ButterCMS lets developers add a content management system to any website in minutes. Our business requires us to deliver near-100% uptime for our API, but after multiple outages that nearly crippled our business, we became obsessed with eliminating single points of failure. In this post, I’ll discuss how we use Fastly’s edge cloud platform and other digital strategies to make sure we keep our customers’ websites up and running.
When you hear “CMS” or “blogging,” you probably think of WordPress. ButterCMS is an alternative that allows development teams to add CMS and blogging functionality into their own native codebases using the ButterCMS API. Today, ButterCMS powers thousands of websites across the world, helping serve millions of requests a month.
Downtime is fatal
Our customers typically build websites that make an API request to Butter for page content during their request/response lifecycle. This means that if their API request to Butter fails, their page most likely won’t render. Or if Butter’s API goes down, our customers’ websites go down with us.
This is a lesson we learned the hard way in our early days. Unreliable server hosting led to frequent intermittent outages and performance degradations that frustrated customers. A botched DNS migration led to hours of API downtime that took down dozens of customers’ websites for nearly half a day and left a large number of customers questioning whether they could continue relying on us, while several customers left.
After this incident, we recognized that ensuring near-100% uptime was an existential issue. A significant outage in the future could lead to us losing hard-earned customers and put our business in crisis.
Delivering a global, fast, resilient API
Avoiding failure completely is not possible – you can only do your best to reduce your chances.
For example, “controlling your own fate” by running your own physical servers protects you against a hosting provider going down, but puts you in the position of having to handle security and scalability, both of which can easily take you down and be difficult to recover from.
For our team, keeping our API up at all times and making sure it delivered high performance across the globe was crucial. But as a smaller company, we knew we didn’t have the resources to deliver global, highly scalable performance with near-100% uptime. So we turned to a company that did: Fastly.
We use Fastly’s edge cloud platform in front of our API as a cache layer; all API requests are served via Fastly’s CDN.
When one of our customers updates their website content in ButterCMS, we invalidate the API keys for the specific bits of content that were edited. Non-cached requests hit our servers, but we have a 93% hit rate because content on our customers’ websites changes infrequently, relative to the number of visitors they get.
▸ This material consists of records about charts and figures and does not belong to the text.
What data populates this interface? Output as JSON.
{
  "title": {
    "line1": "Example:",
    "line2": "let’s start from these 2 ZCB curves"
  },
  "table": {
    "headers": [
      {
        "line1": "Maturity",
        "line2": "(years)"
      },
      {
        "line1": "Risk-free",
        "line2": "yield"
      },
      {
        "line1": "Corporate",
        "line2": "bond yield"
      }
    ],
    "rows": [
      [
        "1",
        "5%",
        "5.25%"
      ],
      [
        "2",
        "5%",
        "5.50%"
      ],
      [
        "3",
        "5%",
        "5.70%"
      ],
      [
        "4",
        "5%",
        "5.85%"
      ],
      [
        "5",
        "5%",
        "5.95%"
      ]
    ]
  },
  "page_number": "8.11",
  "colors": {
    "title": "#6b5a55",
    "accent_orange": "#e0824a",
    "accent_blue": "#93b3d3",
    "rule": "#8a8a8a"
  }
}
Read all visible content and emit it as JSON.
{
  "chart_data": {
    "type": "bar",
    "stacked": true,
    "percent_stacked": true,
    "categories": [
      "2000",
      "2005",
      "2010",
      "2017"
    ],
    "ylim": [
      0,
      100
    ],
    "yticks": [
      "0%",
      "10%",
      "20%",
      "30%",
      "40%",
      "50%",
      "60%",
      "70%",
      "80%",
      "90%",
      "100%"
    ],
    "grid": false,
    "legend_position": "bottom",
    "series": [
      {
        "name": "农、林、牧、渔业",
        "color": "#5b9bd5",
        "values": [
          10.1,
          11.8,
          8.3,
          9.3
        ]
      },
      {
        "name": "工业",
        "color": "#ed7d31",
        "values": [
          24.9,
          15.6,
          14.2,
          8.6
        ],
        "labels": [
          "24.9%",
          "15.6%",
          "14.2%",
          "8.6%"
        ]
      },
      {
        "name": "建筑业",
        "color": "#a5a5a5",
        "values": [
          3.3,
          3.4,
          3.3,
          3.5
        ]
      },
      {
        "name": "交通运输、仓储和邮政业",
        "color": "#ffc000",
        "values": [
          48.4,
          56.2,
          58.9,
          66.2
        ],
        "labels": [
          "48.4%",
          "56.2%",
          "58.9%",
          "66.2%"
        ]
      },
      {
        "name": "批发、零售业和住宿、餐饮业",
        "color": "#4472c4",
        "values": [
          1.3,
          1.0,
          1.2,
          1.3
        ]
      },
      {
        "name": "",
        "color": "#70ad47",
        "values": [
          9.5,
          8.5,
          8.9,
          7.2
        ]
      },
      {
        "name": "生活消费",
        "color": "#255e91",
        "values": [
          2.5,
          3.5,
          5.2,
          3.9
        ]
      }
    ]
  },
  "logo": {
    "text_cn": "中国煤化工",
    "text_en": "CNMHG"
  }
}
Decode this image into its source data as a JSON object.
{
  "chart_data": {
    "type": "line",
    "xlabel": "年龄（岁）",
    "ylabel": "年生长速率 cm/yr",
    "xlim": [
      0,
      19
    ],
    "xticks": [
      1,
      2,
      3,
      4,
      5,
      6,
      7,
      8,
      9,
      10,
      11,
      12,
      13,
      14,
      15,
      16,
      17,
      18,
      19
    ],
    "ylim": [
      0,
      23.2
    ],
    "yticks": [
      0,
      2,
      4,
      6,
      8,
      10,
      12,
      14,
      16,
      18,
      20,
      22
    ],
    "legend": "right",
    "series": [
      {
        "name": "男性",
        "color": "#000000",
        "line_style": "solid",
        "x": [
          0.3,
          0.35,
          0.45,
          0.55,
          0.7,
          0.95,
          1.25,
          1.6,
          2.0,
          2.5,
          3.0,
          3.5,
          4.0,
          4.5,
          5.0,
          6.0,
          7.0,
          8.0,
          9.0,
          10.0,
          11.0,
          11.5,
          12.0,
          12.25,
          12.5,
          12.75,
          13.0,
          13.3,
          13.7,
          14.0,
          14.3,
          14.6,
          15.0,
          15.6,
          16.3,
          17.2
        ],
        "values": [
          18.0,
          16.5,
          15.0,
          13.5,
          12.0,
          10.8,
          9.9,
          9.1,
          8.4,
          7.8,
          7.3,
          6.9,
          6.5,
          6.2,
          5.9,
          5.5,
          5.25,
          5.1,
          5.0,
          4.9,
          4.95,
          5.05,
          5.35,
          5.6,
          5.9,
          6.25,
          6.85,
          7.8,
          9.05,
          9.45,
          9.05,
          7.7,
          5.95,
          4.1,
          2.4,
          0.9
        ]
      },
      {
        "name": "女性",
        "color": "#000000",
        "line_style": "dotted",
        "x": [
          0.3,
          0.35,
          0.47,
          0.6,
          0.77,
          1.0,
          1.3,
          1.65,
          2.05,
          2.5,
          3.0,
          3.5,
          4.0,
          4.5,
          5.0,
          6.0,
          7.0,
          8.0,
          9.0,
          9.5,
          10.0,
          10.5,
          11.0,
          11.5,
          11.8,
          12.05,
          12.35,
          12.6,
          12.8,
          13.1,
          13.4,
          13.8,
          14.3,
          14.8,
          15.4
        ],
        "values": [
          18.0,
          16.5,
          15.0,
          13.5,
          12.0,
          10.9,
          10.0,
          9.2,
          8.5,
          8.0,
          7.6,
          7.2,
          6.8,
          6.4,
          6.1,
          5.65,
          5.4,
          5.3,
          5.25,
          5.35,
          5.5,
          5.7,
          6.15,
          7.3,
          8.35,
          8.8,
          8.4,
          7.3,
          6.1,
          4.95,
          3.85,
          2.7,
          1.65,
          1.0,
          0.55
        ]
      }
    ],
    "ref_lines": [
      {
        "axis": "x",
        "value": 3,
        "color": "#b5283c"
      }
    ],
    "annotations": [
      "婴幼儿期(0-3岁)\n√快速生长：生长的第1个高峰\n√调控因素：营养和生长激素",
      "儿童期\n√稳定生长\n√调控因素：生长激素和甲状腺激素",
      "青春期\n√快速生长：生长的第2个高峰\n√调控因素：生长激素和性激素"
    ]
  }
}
This means that even if our database or servers experience intermittent outages, our API remains up. Although we wouldn’t want this, theoretically if our servers went down completely for several hours, our customers’ websites would stay up so long as Fastly was.
Eliminating single points of failure
During the early days of ButterCMS, we dealt with two separate DNS incidents that left us scarred. In the first incident, our DNS provider at the time accidentally “cancelled” our account from their system, leading to an outage that took nearly six hours for us to fully recover from. The second incident occurred when routine DNS editing led to a malfunction by our DNS provider, and took nearly half a day to resolve. DNS incidents are particularly damaging because even after an issue is identified and fixed, you have to wait for various DNS servers and ISPs to clear their caches before customers see the fix on their end (DNS servers also tend to have minimum or maximum TTL constraints that they impose regardless of the TTL you have set).
Our experiences made us extremely focused on eliminating any single point of failure across our architecture.
For DNS, we switched to using multiple nameservers from different DNS providers. DNS providers often allow and encourage you to use 4-6 redundant nameservers (eg. ns1.example.com, ns2.example.com). This is great: if one fails, requests will still be resolved by the others. But since all your nameservers are from a single company, you’re putting a lot of faith that they are going to have 100% uptime.
For our application servers, we use Heroku’s monitoring and auto-scaling tools to make sure our performance doesn’t degrade from spikes in traffic. In addition to caching our API with Fastly’s CDN, we also cache our API at the application level using Memcached, which provides an additional buffer against intermittent database or server failure.
To protect against the rare possibly of a total outage across Heroku or AWS (which Heroku runs on), we maintain a separate server and database instance running on Google Cloud that we can failover to quickly.
Failure is inevitable
No matter how reliable we make our API, we have to accept that networks are unreliable and failures are bound to occur. We’ve all experienced trouble connecting to Wi-Fi, or had a phone call drop on us abruptly. Outages, routing problems, and other intermittent failures may be statistically unusual on the whole, but are still bound to be happening all the time at some ambient background rate.
To overcome this sort of inherently unreliable environment, we help customers build applications that will be robust in the event of failure. Our SDKs offer features such as automatically retrying when API requests fail, or support for easily using a failover cache such as Redis on the client.
Without realizing it, many of us are building single points of failure into our stack. At ButterCMS, success depends on ensuring that our customers’ applications don’t ever go down because of us. We do this by eliminating as many single points of failure as possible from our backend infrastructure, and providing SDKs that make it easy for our customers to achieve resiliency and fault-tolerance within their applications.